Even Chavez critic Antonio Guedes doesn't deny the huge influence of the charismatic politician but sees it extending beyond politics. "Chavez's largest influence is with the money available to him through Venezuela's vast oil reserves," Guedes says. "And he is also expanding his political influence over smaller countries such as Nicaragua, Ecuador, Bolivia and Argentina."
'Alliances of convenience'
But the ideological trailblazers in Latin American socialism are clearly the Castro brothers, Guedes maintains.
Chavez has pushed through socialist reforms domestically and distinguished himself through his foreign policy as an opponent of the United States. Latin American independence from its powerful neighbor to the north is his main concern. For instance, he is a key supporter of the Community of Latin American and Caribbean States (CELAC), which includes the entire American continent except for the US and Canada. And he is aligned with controversial leaders such as Iranian President Mahmoud Ahmadinejad and Belarusian President Alexander Lukashenko.
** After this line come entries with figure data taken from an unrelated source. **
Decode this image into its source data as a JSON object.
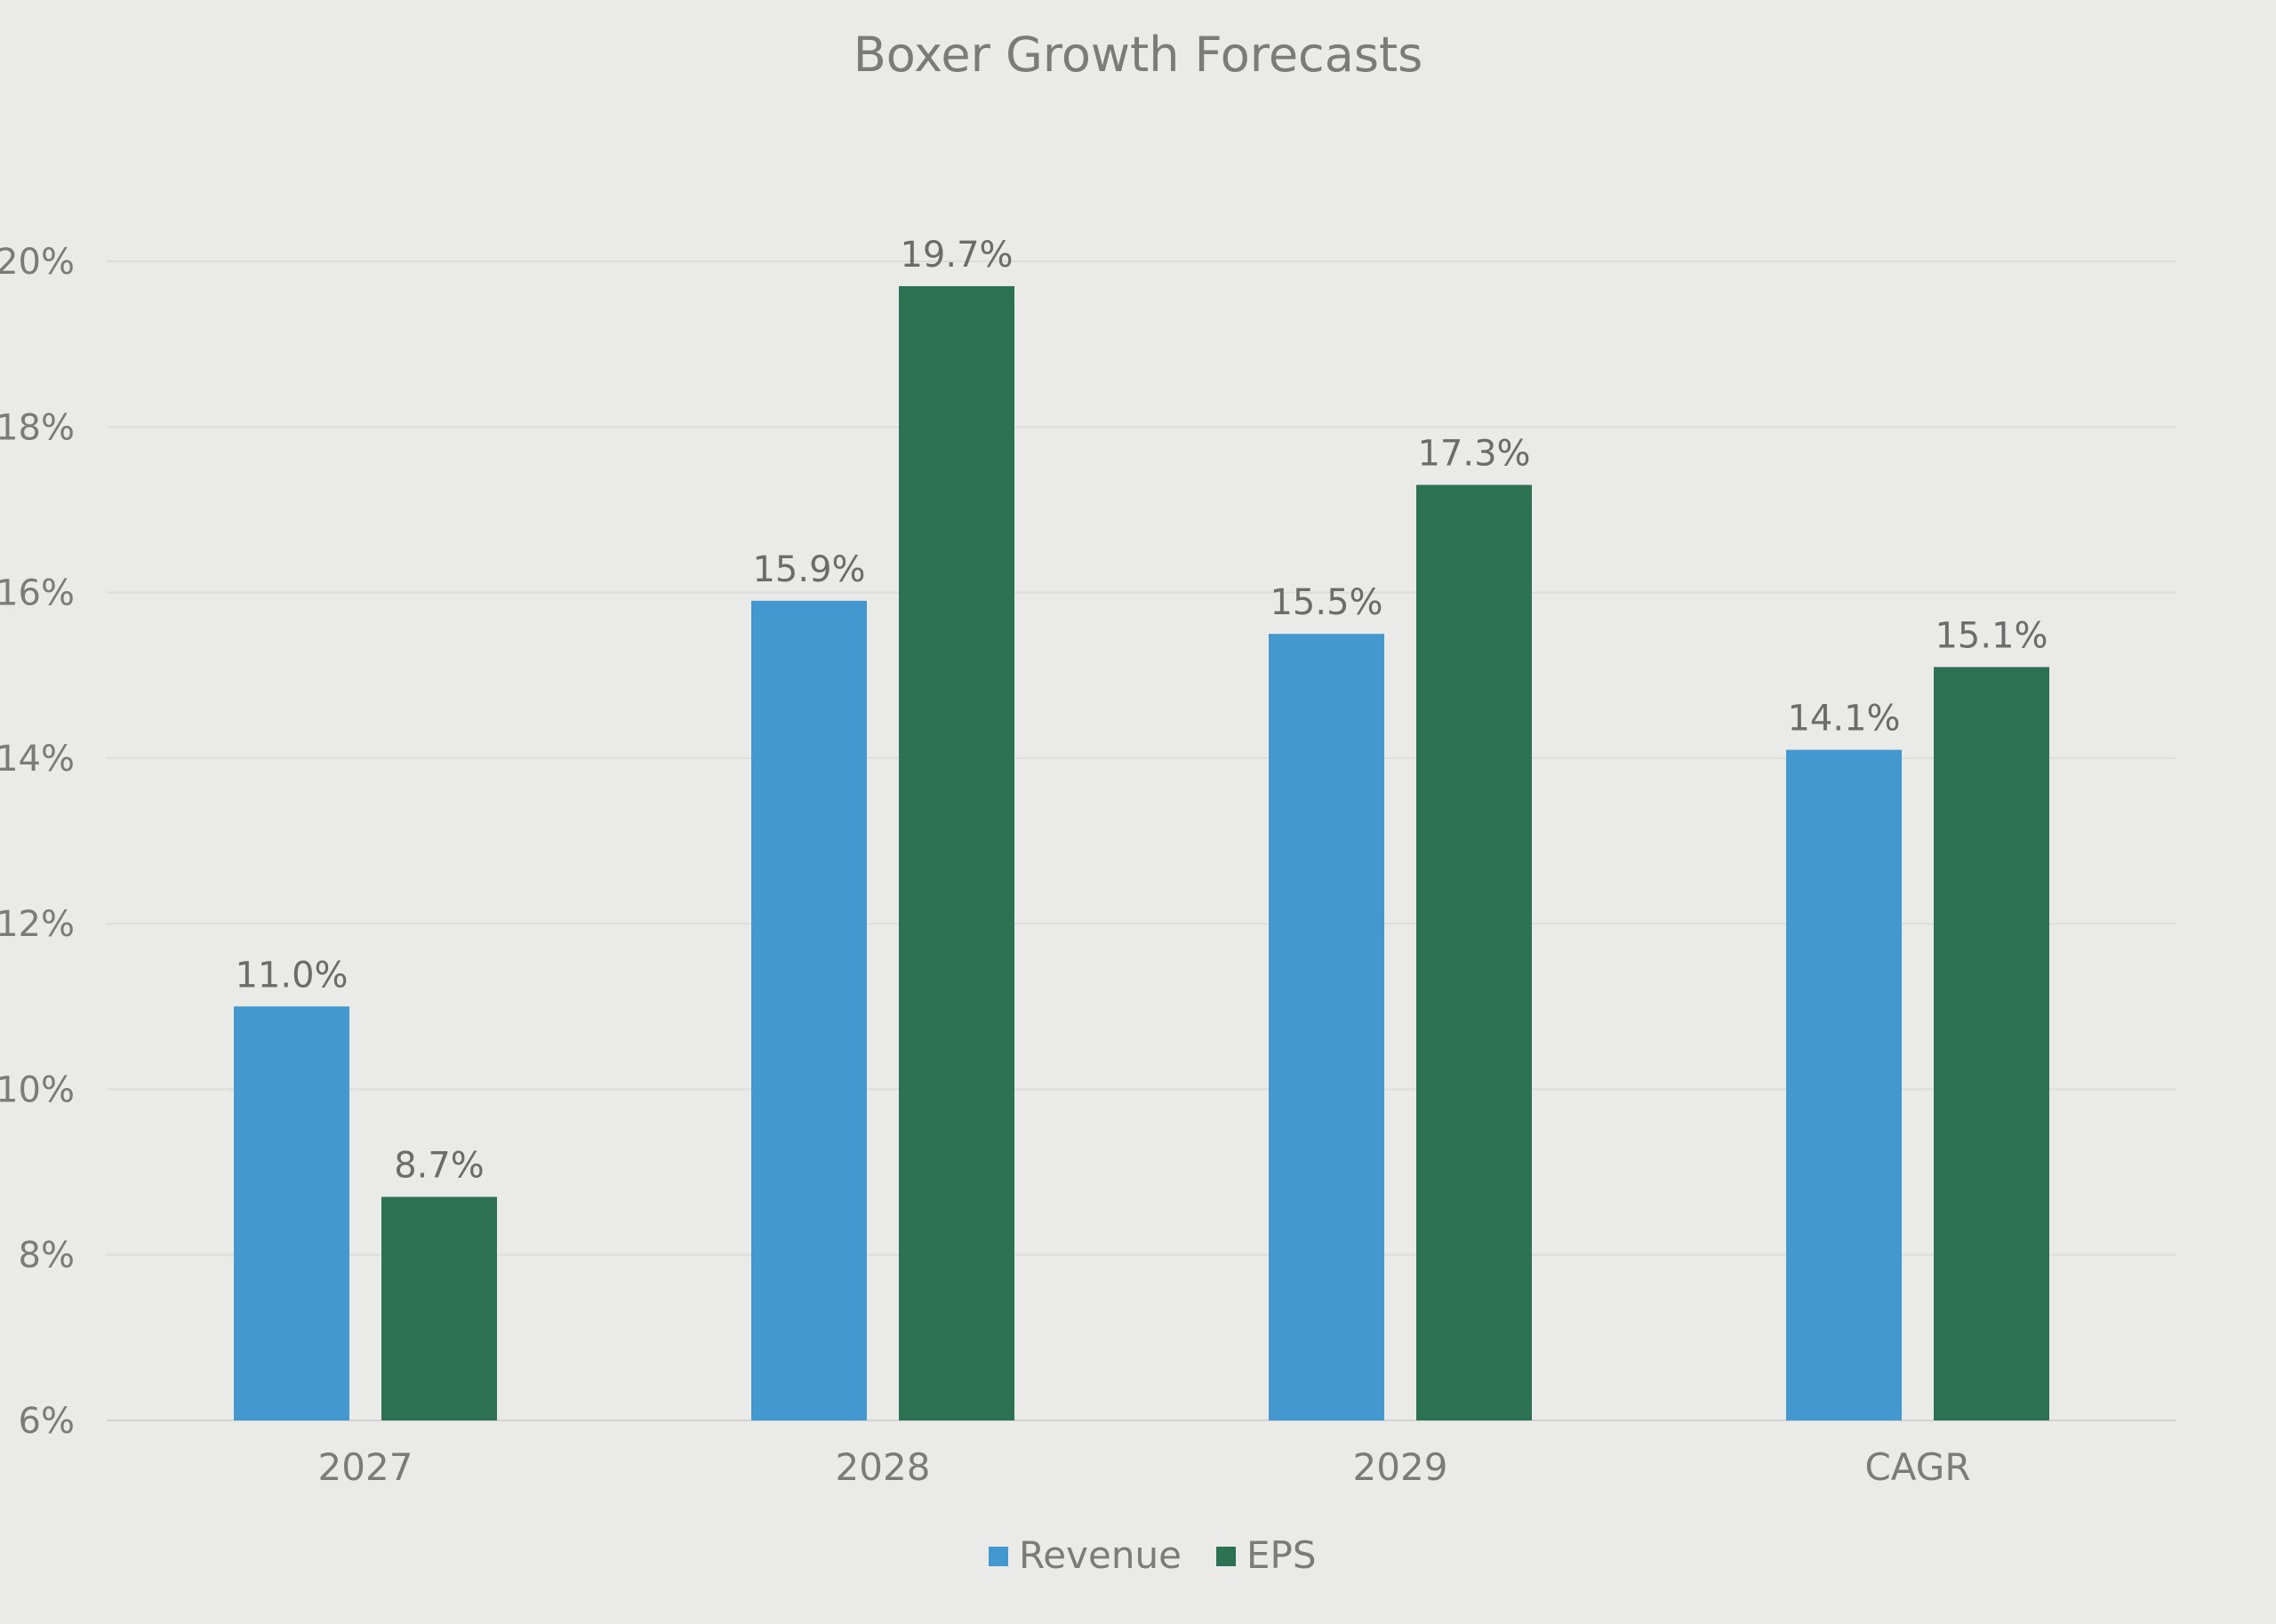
{
  "chart_data": {
    "type": "bar",
    "title": "Boxer Growth Forecasts",
    "categories": [
      "2027",
      "2028",
      "2029",
      "CAGR"
    ],
    "series": [
      {
        "name": "Revenue",
        "color": "#4398d0",
        "values": [
          11.0,
          15.9,
          15.5,
          14.1
        ],
        "labels": [
          "11.0%",
          "15.9%",
          "15.5%",
          "14.1%"
        ]
      },
      {
        "name": "EPS",
        "color": "#2b7152",
        "values": [
          8.7,
          19.7,
          17.3,
          15.1
        ],
        "labels": [
          "8.7%",
          "19.7%",
          "17.3%",
          "15.1%"
        ]
      }
    ],
    "ylim": [
      6,
      20
    ],
    "yticks": [
      6,
      8,
      10,
      12,
      14,
      16,
      18,
      20
    ],
    "ytick_labels": [
      "6%",
      "8%",
      "10%",
      "12%",
      "14%",
      "16%",
      "18%",
      "20%"
    ],
    "grid": true,
    "legend_position": "bottom"
  }
}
For the Colombian social historian Andres Otalvaro, these are mere alliances of convenience. "Chavez has entered into alliances with such problematic leaders to oppose US hegemonic power," Otalvaro argues.
Political counterweight to the US
Chavez biographer Twickel also sees no deliberate approach to dictatorial regimes but rather an interest in establishing "economic cooperation under the banner of solidarity" and a certain level of support for smaller nations such as Nicaragua and Cuba. He points to Venezuela, which has benefitted from Cuban doctors and teachers who have helped extend the health and education system in rural areas.
Twickel views Chavez's initiative in Latin America's media landscape as a great achievement. "With the establishment of the transnational network Telesur, he created a political counterweight to the US and private media moguls who previously dominated the continent," the journalist says.
Experts agree on at least one point: Latin American left-wing politics will continue even without Chavez.